Wednesday, April 19, 2017

Doping in Professional Sports


Originally published in Wired, 10 August 2006


The big news in professional bicycle racing is that Floyd Landis has been stripped
of his Tour de France title because he tested positive for a banned performance-
enhancing drug. Sidestepping the entire issue of whether professional athletes
should be allowed to take performance-enhancing drugs, how dangerous those
drugs are, and what constitutes a performance-enhancing drug in the first place, I’d
like to talk about the security and economic issues surrounding the issue of doping
in professional sports.
Drug testing is a security issue. Various sports federations around the world do
their best to detect illegal doping, and players do their best to evade the tests. It’s a
classic security arms race: Improvements in detection technologies lead to
improvements in drug-detection evasion, which in turn spur the development of
better detection capabilities. Right now, it seems that the drugs are winning; in
places, these drug tests are described as “intelligence tests”: If you can’t get around
them, you don’t deserve to play.
But unlike many security arms races, the detectors have the ability to look into
the past. Last year, a laboratory tested Lance Armstrong’s urine and found traces of
the banned substance EPO. What’s interesting is that the urine sample tested wasn’t
from 2005; it was from 1999. Back then, there weren’t any good tests for EPO in urine.
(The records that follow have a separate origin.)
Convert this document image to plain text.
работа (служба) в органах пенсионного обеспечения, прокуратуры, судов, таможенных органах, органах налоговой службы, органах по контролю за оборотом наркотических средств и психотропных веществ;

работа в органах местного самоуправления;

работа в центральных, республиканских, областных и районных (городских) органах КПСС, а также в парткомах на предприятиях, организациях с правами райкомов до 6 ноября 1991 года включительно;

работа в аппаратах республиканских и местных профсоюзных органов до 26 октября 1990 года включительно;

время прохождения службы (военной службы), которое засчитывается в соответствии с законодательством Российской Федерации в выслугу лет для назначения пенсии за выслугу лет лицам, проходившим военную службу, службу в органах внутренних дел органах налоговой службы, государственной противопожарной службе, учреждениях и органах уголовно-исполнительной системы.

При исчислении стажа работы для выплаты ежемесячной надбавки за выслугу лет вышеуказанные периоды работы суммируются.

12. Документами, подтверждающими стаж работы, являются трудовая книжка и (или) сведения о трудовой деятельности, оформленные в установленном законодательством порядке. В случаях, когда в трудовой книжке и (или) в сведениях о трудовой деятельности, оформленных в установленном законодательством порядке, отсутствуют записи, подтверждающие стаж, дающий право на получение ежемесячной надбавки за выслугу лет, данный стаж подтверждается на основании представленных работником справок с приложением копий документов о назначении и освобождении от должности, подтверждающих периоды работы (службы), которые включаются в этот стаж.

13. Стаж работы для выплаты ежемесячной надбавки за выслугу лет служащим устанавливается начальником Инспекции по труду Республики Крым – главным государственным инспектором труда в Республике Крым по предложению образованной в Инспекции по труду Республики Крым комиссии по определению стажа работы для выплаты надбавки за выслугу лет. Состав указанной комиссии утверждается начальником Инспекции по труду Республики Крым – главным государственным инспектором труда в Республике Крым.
Today there are, and the lab took a frozen urine sample— who knew that labs save
urine samples from athletes?—and tested it. He was later cleared—the lab
procedures were sloppy—but I don’t think the real ramifications of the episode
were ever well understood. Testing can go back in time.
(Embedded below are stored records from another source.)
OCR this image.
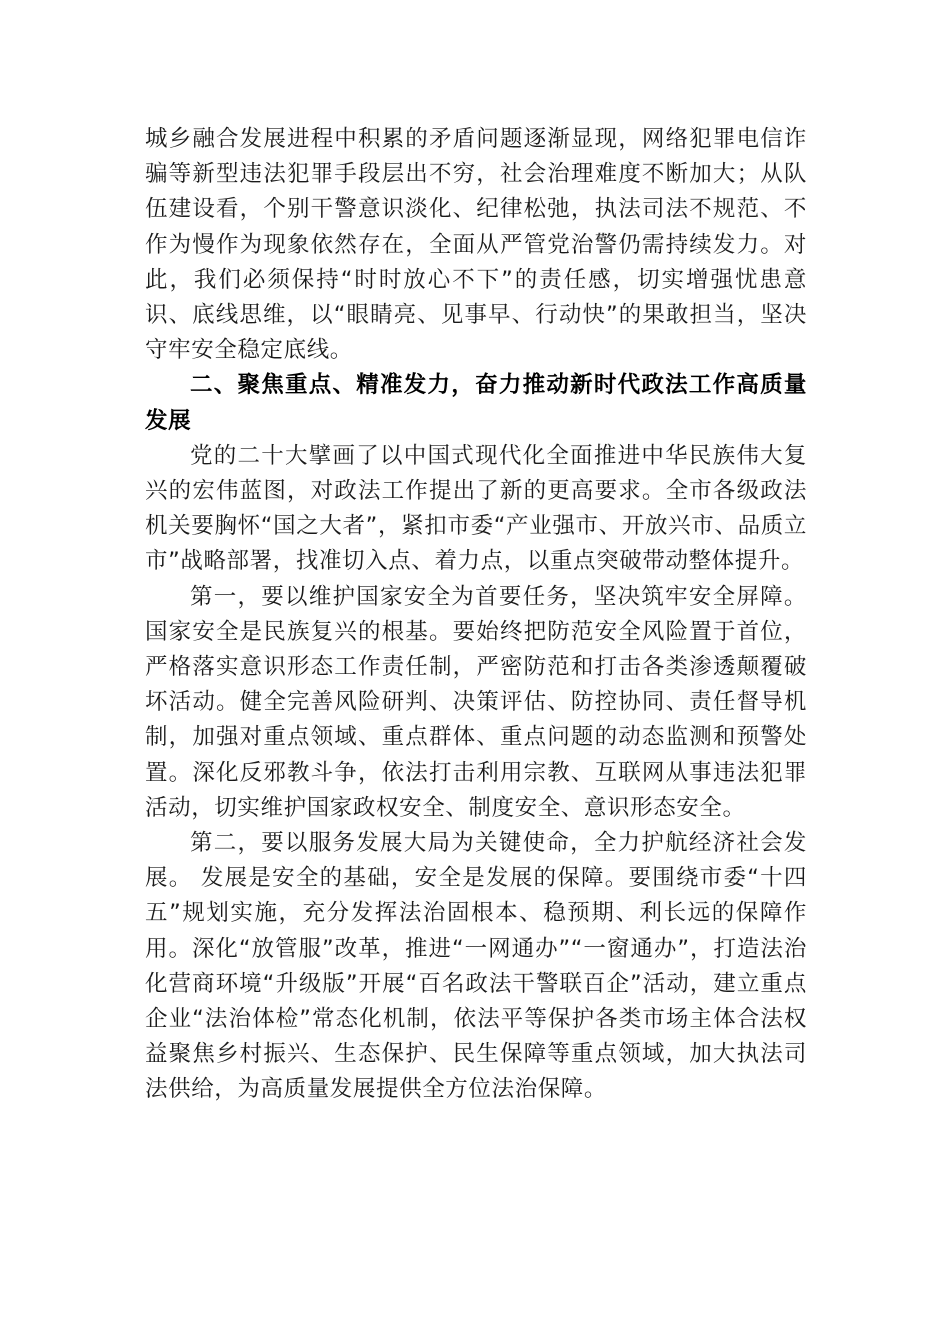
城乡融合发展进程中积累的矛盾问题逐渐显现，网络犯罪电信诈骗等新型违法犯罪手段层出不穷，社会治理难度不断加大；从队伍建设看，个别干警意识淡化、纪律松弛，执法司法不规范、不作为慢作为现象依然存在，全面从严管党治警仍需持续发力。对此，我们必须保持“时时放心不下”的责任感，切实增强忧患意识、底线思维，以“眼睛亮、见事早、行动快”的果敢担当，坚决守牢安全稳定底线。

二、聚焦重点、精准发力，奋力推动新时代政法工作高质量发展

党的二十大擘画了以中国式现代化全面推进中华民族伟大复兴的宏伟蓝图，对政法工作提出了新的更高要求。全市各级政法机关要胸怀“国之大者”，紧扣市委“产业强市、开放兴市、品质立市”战略部署，找准切入点、着力点，以重点突破带动整体提升。

第一，要以维护国家安全为首要任务，坚决筑牢安全屏障。 国家安全是民族复兴的根基。要始终把防范安全风险置于首位，严格落实意识形态工作责任制，严密防范和打击各类渗透颠覆破坏活动。健全完善风险研判、决策评估、防控协同、责任督导机制，加强对重点领域、重点群体、重点问题的动态监测和预警处置。深化反邪教斗争，依法打击利用宗教、互联网从事违法犯罪活动，切实维护国家政权安全、制度安全、意识形态安全。

第二，要以服务发展大局为关键使命，全力护航经济社会发展。 发展是安全的基础，安全是发展的保障。要围绕市委“十四五”规划实施，充分发挥法治固根本、稳预期、利长远的保障作用。深化“放管服”改革，推进“一网通办”“一窗通办”，打造法治化营商环境“升级版”开展“百名政法干警联百企”活动，建立重点企业“法治体检”常态化机制，依法平等保护各类市场主体合法权益聚焦乡村振兴、生态保护、民生保障等重点领域，加大执法司法供给，为高质量发展提供全方位法治保障。
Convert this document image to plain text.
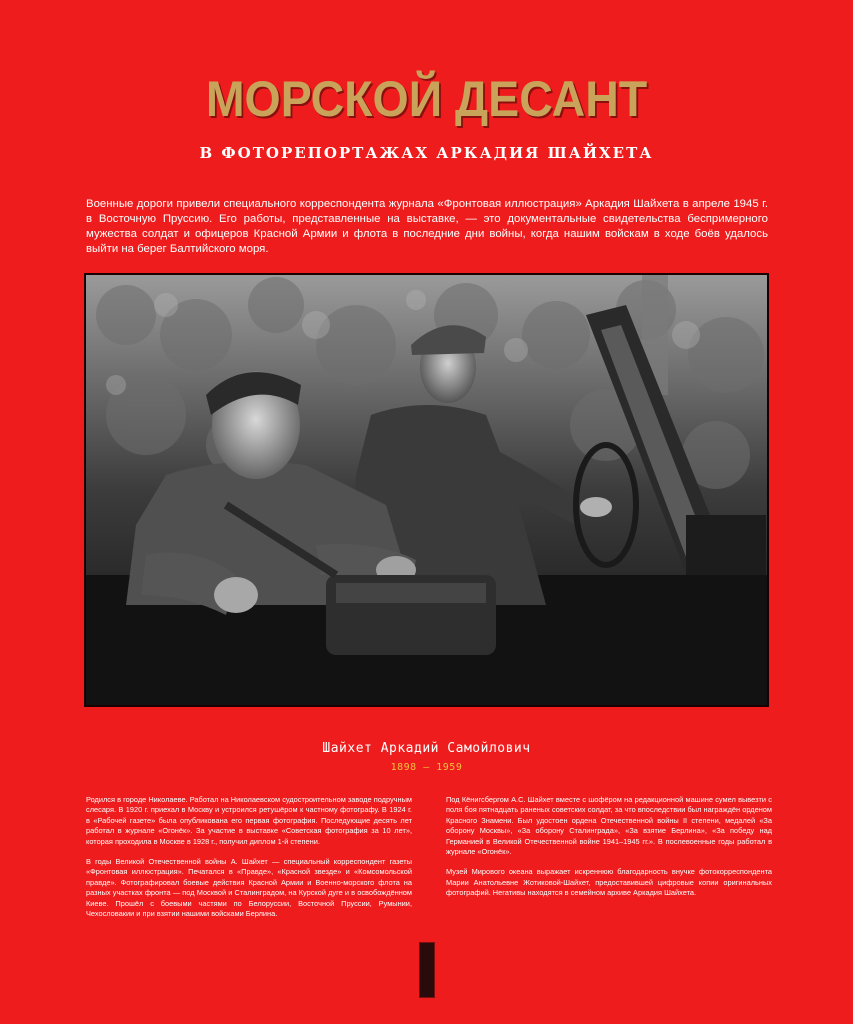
МОРСКОЙ ДЕСАНТ
В ФОТОРЕПОРТАЖАХ АРКАДИЯ ШАЙХЕТА
Военные дороги привели специального корреспондента журнала «Фронтовая иллюстрация» Аркадия Шайхета в апреле 1945 г. в Восточную Пруссию. Его работы, представленные на выставке, — это документальные свидетельства беспримерного мужества солдат и офицеров Красной Армии и флота в последние дни войны, когда нашим войскам в ходе боёв удалось выйти на берег Балтийского моря.
Шайхет Аркадий Самойлович
1898 – 1959

Родился в городе Николаеве. Работал на Николаевском судостроительном заводе подручным слесаря. В 1920 г. приехал в Москву и устроился ретушёром к частному фотографу. В 1924 г. в «Рабочей газете» была опубликована его первая фотография. Последующие десять лет работал в журнале «Огонёк». За участие в выставке «Советская фотография за 10 лет», которая проходила в Москве в 1928 г., получил диплом 1-й степени.

В годы Великой Отечественной войны А. Шайхет — специальный корреспондент газеты «Фронтовая иллюстрация». Печатался в «Правде», «Красной звезде» и «Комсомольской правде». Фотографировал боевые действия Красной Армии и Военно-морского флота на разных участках фронта — под Москвой и Сталинградом, на Курской дуге и в освобождённом Киеве. Прошёл с боевыми частями по Белоруссии, Восточной Пруссии, Румынии, Чехословакии и при взятии нашими войсками Берлина.

Под Кёнигсбергом А.С. Шайхет вместе с шофёром на редакционной машине сумел вывезти с поля боя пятнадцать раненых советских солдат, за что впоследствии был награждён орденом Красного Знамени. Был удостоен ордена Отечественной войны II степени, медалей «За оборону Москвы», «За оборону Сталинграда», «За взятие Берлина», «За победу над Германией в Великой Отечественной войне 1941–1945 гг.». В послевоенные годы работал в журнале «Огонёк».

Музей Мирового океана выражает искреннюю благодарность внучке фотокорреспондента Марии Анатольевне Жотиковой-Шайхет, предоставившей цифровые копии оригинальных фотографий. Негативы находятся в семейном архиве Аркадия Шайхета.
This has two major effects. One, doctors who develop new performance-
enhancing drugs may know exactly what sorts of tests the anti-doping laboratories
are going to run, and they can test their ability to evade drug detection beforehand.
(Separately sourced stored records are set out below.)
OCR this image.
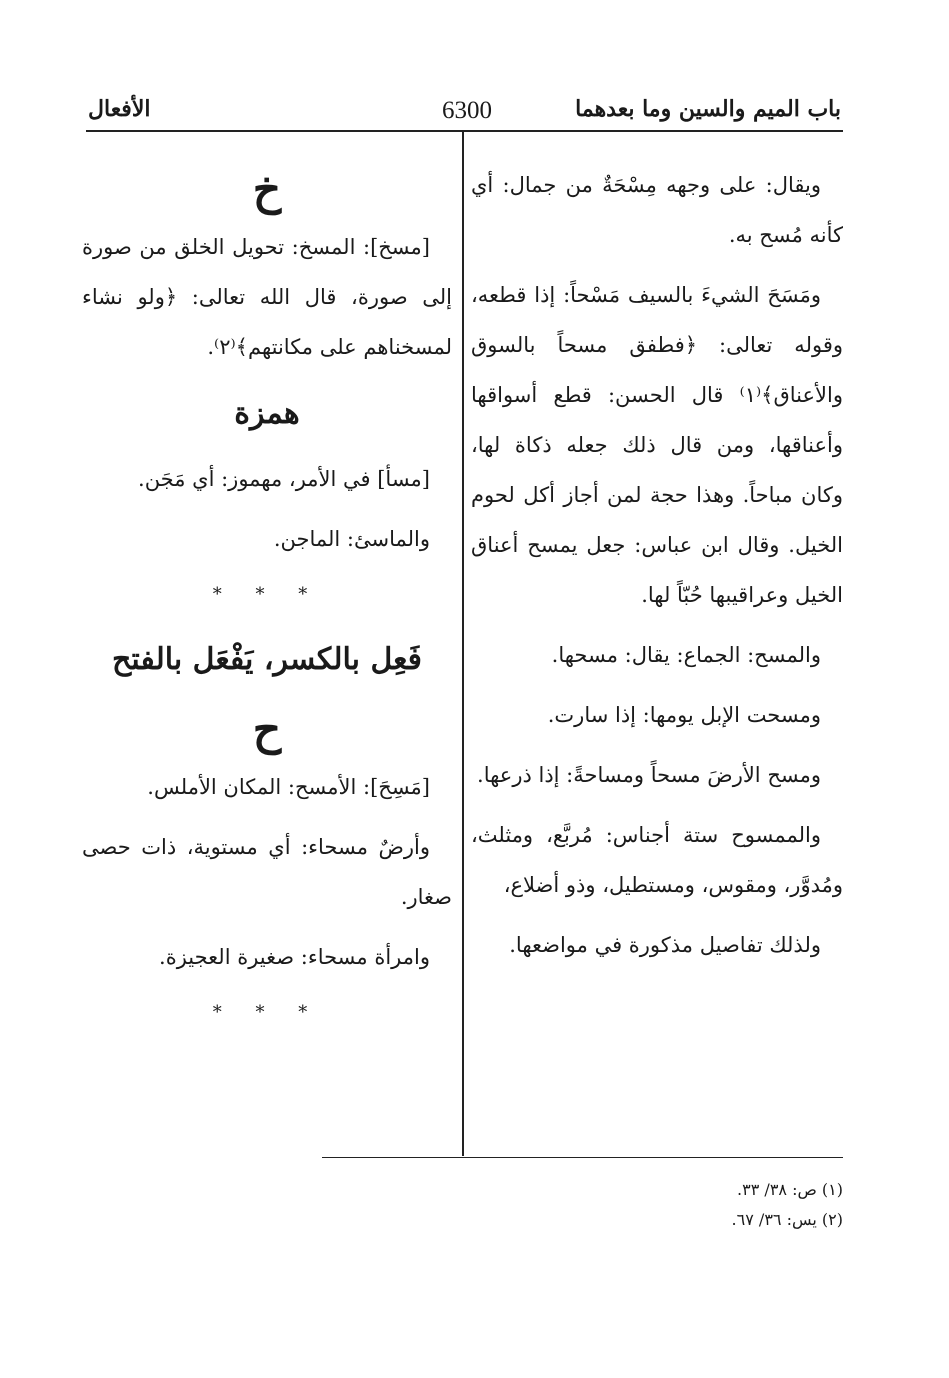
باب الميم والسين وما بعدهما
6300
الأفعال

ويقال: على وجهه مِسْحَةٌ من جمال: أي كأنه مُسح به.

ومَسَحَ الشيءَ بالسيف مَسْحاً: إذا قطعه، وقوله تعالى: ﴿فطفق مسحاً بالسوق والأعناق﴾⁽١⁾ قال الحسن: قطع أسواقها وأعناقها، ومن قال ذلك جعله ذكاة لها، وكان مباحاً. وهذا حجة لمن أجاز أكل لحوم الخيل. وقال ابن عباس: جعل يمسح أعناق الخيل وعراقيبها حُبّاً لها.

والمسح: الجماع: يقال: مسحها.

ومسحت الإبل يومها: إذا سارت.

ومسح الأرضَ مسحاً ومساحةً: إذا ذرعها.

والممسوح ستة أجناس: مُربَّع، ومثلث، ومُدوَّر، ومقوس، ومستطيل، وذو أضلاع،

ولذلك تفاصيل مذكورة في مواضعها.

خ

[مسخ]: المسخ: تحويل الخلق من صورة إلى صورة، قال الله تعالى: ﴿ولو نشاء لمسخناهم على مكانتهم﴾⁽٢⁾.

همزة

[مسأ] في الأمر، مهموز: أي مَجَن.

والماسئ: الماجن.

* * *
فَعِل بالكسر، يَفْعَل بالفتح
ح

[مَسِحَ]: الأمسح: المكان الأملس.

وأرضٌ مسحاء: أي مستوية، ذات حصى صغار.

وامرأة مسحاء: صغيرة العجيزة.

* * *

(١) ص: ٣٨/ ٣٣.

(٢) يس: ٣٦/ ٦٧.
But they cannot know what sorts of tests will be developed in the future, and athletes cannot assume that just because a drug is undetectable today it will remain so years later.
Two, athletes accused of doping based on years-old urine samples have no way of defending themselves. They can’t resubmit to testing; it’s too late. If I were an athlete worried about these accusations, I would deposit my urine “in escrow” on a regular basis to give me some ability to contest an accusation. The doping arms race will continue because of the incentives. It’s a classic
Prisoner’s Dilemma. Consider two competing athletes: Alice and Bob. Both Alice and Bob have to individually decide if they are going to take drugs or not. Imagine Alice evaluating her two options:
“If Bob doesn’t take any drugs,” she thinks, “then it will be in my best interest to take them. They will give me a performance edge against Bob. I have a better chance of winning.
“Similarly, if Bob takes drugs, it’s also in my interest to agree to take them. At least that way Bob won’t have an advantage over me. “So even though I have no control over what Bob chooses to do, taking drugs gives me the better outcome, regardless of what his action might be.” Unfortunately, Bob goes through exactly the same analysis. As a result, they both take performance-enhancing drugs and neither has the advantage over the other. If they could just trust each other, they could refrain from taking the drugs and maintain the same non-advantage status—without any legal or physical danger. But competing athletes can’t trust each other, and everyone feels he has to dope—and
continues to search out newer and more undetectable drugs—in order to compete. And the arms race continues. Some sports are more vigilant about drug detection than others. European bicycle racing is particularly vigilant; so are the Olympics. American professional sports are far more lenient, often trying to give the appearance of vigilance while still allowing athletes to use performance-enhancing drugs. They know that their fans want to see beefy linebackers, powerful sluggers, and lightning-fast sprinters. So, with a wink and a nod, they only test for the easy stuff. For example, look at baseball’s current debate on human growth hormone: HGH. They have serious tests, and penalties, for steroid use, but everyone knows that players are now taking HGH because there is no urine test for it. There’s a blood test in development, but it’s still some time away from working. The way to stop
HGH use is to take blood tests now and store them for future testing, but the players’
union has refused to allow it and the baseball commissioner isn’t pushing it.
In the end, doping is all about economics. Athletes will continue to dope because the Prisoner’s Dilemma forces them to do so. Sports authorities will either improve their detection capabilities or continue to pretend to do so— depending on their fans and their revenues. And as technology continues to improve, professional athletes will become more like deliberately designed racing cars.